Except for the "noir" label Syrah, none of the Tensley label wines see any new oak; the emphasis is on pure, intense fruit.

“I think one of the greatest crimes in winemaking is sulfur,” commented Joey. “I’m not into natural winemaking. But I don’t like how sulfur strips the wines and makes them dry in tannic. So, I don’t like to add sulfur until bottling, which I have to do because I don’t want to lose the wine. Our pHs are low anyway, around 3.4, which means we don’t need as much sulfur. But if sulfur is the devil in the winery, water is the devil in the vineyard. We use very little water in our vineyards.”

Apart from the Tensley labels, Joey showed me three newer labels he has been working on: Optik, P2KV, and Fundamental. Tensley makes the Optik Chardonnays and Pinot Noirs for the Miller family, who own the Solomon Hills and Bien Nacido vineyards. These wines are high-level expressions of fruit hand-selected by Joey from these two top Santa Barbara County vineyards.

“During Covid,” said Joey, “I was like, OK, I’m going to stop traveling and focus on what made me love doing this.
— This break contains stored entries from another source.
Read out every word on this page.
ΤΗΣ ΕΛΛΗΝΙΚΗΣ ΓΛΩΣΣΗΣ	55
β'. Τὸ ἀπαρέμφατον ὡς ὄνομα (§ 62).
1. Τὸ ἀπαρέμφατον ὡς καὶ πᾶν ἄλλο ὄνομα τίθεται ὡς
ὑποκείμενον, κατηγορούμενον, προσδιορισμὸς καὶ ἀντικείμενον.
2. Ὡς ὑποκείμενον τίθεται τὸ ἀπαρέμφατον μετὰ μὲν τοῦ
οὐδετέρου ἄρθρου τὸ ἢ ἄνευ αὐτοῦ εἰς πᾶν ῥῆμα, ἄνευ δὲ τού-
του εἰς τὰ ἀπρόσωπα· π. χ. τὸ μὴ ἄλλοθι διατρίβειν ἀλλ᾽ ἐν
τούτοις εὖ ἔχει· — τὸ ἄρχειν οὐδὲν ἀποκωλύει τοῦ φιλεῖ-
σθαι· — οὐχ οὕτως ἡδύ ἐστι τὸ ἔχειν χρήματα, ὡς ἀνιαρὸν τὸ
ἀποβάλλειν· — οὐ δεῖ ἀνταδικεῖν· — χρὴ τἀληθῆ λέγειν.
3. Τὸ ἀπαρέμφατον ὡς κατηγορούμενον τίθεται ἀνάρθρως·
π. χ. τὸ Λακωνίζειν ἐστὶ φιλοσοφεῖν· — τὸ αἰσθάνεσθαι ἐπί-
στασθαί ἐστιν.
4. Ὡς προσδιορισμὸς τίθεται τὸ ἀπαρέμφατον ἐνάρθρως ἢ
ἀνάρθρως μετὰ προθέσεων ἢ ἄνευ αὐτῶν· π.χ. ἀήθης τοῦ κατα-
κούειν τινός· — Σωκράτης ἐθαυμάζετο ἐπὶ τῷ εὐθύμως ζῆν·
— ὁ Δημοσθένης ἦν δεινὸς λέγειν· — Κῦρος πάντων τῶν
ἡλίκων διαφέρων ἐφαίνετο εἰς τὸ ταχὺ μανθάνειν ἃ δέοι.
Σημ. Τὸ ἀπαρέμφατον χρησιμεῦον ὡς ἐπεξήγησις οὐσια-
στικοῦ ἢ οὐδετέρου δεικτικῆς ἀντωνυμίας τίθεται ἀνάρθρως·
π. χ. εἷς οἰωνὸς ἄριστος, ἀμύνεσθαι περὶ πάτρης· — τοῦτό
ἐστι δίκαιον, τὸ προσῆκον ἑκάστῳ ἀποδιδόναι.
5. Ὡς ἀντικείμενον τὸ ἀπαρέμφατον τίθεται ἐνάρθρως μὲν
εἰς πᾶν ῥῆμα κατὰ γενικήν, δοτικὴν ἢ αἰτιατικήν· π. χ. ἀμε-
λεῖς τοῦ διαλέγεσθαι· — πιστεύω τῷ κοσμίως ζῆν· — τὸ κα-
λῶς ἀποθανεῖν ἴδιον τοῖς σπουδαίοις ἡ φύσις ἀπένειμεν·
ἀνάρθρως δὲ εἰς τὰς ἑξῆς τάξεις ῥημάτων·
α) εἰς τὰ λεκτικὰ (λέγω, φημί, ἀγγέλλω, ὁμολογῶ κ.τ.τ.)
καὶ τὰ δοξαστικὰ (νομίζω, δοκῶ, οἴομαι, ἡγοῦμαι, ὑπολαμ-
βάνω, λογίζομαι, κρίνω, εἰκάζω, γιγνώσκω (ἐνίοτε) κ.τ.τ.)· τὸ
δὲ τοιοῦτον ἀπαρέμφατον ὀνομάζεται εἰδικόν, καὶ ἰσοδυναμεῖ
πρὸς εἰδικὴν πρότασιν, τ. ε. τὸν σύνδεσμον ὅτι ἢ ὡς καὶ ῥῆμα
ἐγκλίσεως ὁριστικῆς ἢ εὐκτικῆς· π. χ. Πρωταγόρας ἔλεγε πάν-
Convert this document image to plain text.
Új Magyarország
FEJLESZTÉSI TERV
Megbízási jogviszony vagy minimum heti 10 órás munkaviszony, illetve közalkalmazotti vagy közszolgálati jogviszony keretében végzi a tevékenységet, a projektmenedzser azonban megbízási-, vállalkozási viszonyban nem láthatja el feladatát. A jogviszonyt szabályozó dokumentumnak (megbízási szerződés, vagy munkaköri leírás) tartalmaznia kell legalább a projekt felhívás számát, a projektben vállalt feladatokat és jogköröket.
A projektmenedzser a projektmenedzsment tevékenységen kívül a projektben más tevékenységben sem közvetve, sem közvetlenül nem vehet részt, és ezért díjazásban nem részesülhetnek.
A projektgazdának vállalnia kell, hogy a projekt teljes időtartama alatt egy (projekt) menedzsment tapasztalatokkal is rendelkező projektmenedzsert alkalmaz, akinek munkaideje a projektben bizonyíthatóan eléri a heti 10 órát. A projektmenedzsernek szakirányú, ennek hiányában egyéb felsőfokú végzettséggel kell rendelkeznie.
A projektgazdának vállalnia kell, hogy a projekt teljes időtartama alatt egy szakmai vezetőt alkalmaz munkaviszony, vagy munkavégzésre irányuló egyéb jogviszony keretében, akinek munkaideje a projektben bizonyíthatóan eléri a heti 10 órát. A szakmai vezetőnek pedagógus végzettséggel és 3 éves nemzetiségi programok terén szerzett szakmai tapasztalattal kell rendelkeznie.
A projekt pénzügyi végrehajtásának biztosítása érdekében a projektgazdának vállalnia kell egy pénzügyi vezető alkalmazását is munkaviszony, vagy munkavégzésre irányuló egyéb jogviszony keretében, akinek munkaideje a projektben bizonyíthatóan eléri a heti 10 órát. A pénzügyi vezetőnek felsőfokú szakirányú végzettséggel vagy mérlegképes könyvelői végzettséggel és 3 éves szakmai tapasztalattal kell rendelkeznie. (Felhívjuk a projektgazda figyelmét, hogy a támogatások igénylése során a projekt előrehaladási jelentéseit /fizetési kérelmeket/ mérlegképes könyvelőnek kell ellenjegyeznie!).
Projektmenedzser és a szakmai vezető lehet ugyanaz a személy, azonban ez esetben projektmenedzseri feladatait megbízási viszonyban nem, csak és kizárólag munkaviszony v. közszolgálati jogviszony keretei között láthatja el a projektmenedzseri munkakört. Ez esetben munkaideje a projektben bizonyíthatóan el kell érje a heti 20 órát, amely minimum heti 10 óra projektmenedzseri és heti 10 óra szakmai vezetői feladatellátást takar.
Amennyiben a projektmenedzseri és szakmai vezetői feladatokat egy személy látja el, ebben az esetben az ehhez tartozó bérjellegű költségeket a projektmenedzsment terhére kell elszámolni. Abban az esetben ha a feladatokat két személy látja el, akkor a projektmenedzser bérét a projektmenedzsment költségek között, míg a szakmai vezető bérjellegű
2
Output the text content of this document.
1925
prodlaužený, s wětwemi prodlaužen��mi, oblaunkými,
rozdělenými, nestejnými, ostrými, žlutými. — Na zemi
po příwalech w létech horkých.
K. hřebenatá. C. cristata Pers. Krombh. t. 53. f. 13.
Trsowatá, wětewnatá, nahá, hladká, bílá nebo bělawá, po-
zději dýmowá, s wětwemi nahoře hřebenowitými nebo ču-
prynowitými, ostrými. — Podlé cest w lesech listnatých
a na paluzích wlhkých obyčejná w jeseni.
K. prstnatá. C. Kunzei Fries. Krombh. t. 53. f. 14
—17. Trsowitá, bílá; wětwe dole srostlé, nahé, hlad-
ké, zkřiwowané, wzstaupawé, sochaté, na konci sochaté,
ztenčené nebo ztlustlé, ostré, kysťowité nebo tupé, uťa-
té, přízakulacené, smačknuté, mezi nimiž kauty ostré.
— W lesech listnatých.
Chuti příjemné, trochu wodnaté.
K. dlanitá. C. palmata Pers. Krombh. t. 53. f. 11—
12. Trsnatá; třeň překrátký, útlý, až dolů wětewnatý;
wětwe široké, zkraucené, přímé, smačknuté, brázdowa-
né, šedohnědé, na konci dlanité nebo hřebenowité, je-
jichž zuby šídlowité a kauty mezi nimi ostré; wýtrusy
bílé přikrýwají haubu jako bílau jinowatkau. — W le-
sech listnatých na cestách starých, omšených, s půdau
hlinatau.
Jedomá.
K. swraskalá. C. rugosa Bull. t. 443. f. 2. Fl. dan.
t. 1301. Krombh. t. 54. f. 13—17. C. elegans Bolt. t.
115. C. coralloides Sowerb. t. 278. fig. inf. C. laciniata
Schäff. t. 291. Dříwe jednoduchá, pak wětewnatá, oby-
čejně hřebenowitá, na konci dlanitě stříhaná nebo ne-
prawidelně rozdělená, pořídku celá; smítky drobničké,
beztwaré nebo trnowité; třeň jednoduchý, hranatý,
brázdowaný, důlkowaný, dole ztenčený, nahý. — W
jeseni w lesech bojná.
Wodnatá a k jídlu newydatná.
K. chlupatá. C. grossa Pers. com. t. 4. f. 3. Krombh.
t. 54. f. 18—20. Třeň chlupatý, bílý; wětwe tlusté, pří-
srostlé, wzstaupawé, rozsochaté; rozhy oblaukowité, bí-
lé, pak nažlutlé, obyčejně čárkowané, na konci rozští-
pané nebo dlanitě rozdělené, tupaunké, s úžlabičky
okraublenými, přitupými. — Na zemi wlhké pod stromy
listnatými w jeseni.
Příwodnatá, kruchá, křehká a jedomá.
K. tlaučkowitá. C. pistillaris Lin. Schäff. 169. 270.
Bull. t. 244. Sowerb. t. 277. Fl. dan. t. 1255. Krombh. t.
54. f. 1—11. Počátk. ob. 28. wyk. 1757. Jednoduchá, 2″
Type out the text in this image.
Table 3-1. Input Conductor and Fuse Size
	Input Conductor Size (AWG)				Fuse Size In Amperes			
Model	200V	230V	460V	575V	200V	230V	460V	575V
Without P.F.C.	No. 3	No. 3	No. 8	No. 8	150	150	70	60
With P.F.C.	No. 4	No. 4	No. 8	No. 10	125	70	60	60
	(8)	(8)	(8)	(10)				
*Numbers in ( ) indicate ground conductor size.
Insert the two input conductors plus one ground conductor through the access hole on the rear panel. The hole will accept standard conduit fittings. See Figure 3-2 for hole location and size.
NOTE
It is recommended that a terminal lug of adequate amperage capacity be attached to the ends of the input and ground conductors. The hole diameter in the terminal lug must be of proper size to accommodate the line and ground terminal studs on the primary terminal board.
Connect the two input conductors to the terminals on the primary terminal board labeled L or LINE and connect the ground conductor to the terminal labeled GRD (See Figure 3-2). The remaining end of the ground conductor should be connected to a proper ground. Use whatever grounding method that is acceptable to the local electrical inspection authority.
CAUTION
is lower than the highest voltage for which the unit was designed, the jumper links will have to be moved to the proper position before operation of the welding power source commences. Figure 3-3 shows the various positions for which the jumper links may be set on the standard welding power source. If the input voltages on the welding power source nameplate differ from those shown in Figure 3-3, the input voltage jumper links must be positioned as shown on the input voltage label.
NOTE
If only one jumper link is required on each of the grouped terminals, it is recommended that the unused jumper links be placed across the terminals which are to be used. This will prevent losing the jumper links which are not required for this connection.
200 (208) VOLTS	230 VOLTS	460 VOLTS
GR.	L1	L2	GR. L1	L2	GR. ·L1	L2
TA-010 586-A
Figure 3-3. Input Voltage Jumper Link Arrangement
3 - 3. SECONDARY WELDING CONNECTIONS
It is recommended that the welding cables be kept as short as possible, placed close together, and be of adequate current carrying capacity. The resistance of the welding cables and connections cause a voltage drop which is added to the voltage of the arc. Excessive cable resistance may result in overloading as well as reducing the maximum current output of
So, I started the P2KV brand, focusing on pre-2000 vines. This label is all about documenting these old vineyards.”

The P2KV wines are the most compelling wines Joey Tensley makes.

Each of the old vineyards Joey selects to bottle for this project has a fascinating story, which is evocatively told in the glass.

“And this is Fundamental,” remarked Joey about the last set of wines. “These wines are all built around overdelivering for under $20. Great wines you can drink every day.”

It was surprising to end our tasting with wines for under twenty bucks. Usually, winemakers show me their lowest-priced wines first and work their way up to the pièce de la résistance. But, after tasting the wines, I could see the point. Apart from quality, there is a soul to the Fundamental wines that most other winemakers sell when trying to achieve such value. But delivering unique, high-quality expressions at affordable prices is the less-traveled road Joey Tensley continues to walk.